Josh Setton, Head of Sales - Jun 09, 2022
Three Ways Gencove’s Low-Pass Whole Genome Sequencing is Modernizing the Drug Discovery Process
How low-pass sequencing helps pharma companies
From published data and real-world evidence, there are at least three points along the drug development pathway where low-pass whole genome sequencing is of particular benefit. We invite you to participate in this discussion and share the way you are, or would like to, apply cost-effective, high-throughput whole genome sequencing for therapeutic applications.
1. Discovery and development
Gencove’s low-pass sequencing helps to identify rare or novel variants by delivering high-quality, genome-wide data including high coverage at loci of interest. Because we can store your data, this enables flexible and ongoing downstream analysis.
Gencove’s platform is fast and affordable, alleviating time and budget pressures. In fact, our software is optimized from miniaturized library prep through advanced analysis for large-scale genomic projects.

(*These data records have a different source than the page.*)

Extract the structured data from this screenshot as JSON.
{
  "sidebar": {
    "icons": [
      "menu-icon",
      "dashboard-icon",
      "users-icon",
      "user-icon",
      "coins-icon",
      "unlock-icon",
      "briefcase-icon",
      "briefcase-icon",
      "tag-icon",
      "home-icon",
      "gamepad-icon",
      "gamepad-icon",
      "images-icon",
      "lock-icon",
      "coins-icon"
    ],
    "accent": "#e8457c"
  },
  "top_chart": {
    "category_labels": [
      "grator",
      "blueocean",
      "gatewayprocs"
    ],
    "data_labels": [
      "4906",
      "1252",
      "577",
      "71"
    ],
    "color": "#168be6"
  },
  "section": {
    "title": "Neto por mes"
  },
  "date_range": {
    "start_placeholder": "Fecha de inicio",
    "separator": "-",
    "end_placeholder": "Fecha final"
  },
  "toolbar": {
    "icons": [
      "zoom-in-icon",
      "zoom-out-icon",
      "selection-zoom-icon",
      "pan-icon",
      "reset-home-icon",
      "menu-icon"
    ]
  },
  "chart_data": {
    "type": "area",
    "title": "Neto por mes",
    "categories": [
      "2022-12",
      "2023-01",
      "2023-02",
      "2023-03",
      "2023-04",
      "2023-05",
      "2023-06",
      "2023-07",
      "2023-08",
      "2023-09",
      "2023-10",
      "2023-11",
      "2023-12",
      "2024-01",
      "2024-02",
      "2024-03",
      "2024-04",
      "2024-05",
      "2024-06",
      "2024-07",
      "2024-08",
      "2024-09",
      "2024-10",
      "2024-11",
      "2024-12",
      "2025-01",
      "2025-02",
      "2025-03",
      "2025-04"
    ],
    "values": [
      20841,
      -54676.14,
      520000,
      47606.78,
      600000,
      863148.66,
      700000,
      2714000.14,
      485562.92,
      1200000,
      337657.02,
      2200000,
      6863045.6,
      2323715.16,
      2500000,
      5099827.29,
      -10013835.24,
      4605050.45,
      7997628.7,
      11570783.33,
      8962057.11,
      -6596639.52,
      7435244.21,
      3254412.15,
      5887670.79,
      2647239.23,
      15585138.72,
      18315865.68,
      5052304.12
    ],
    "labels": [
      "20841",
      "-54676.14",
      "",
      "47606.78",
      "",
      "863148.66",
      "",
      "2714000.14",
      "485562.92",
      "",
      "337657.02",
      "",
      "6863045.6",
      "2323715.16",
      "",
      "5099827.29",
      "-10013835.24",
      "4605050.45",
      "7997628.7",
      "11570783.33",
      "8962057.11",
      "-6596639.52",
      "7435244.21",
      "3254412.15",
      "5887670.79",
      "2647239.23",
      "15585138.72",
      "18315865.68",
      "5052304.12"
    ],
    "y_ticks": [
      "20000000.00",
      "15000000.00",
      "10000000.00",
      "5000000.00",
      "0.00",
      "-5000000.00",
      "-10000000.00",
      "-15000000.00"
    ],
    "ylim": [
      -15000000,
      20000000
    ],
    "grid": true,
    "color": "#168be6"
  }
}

Lastly, due to broad drug development candidate portfolios, low-pass sequencing allows pharma companies to standardize on one efficient and consistent way to augment WES and integrate all genomic data into current workflows.
2. Clinical trial design
Once the drug is ready for clinical trials, the medical and clinical operations teams appreciate using sequencing to ensure trial diversity and to determine the best genotype for patient selection.
3. Clinical research
Low-pass whole genome sequencing is an extremely efficient way to quantify safety and efficacy based on genomic test results. In fact, the Gencove platform accurately identifies genetic variants that influence drug response such as ADME genes. These data are particularly beneficial for the FDA applications to describe, predict, and analyze responder rates.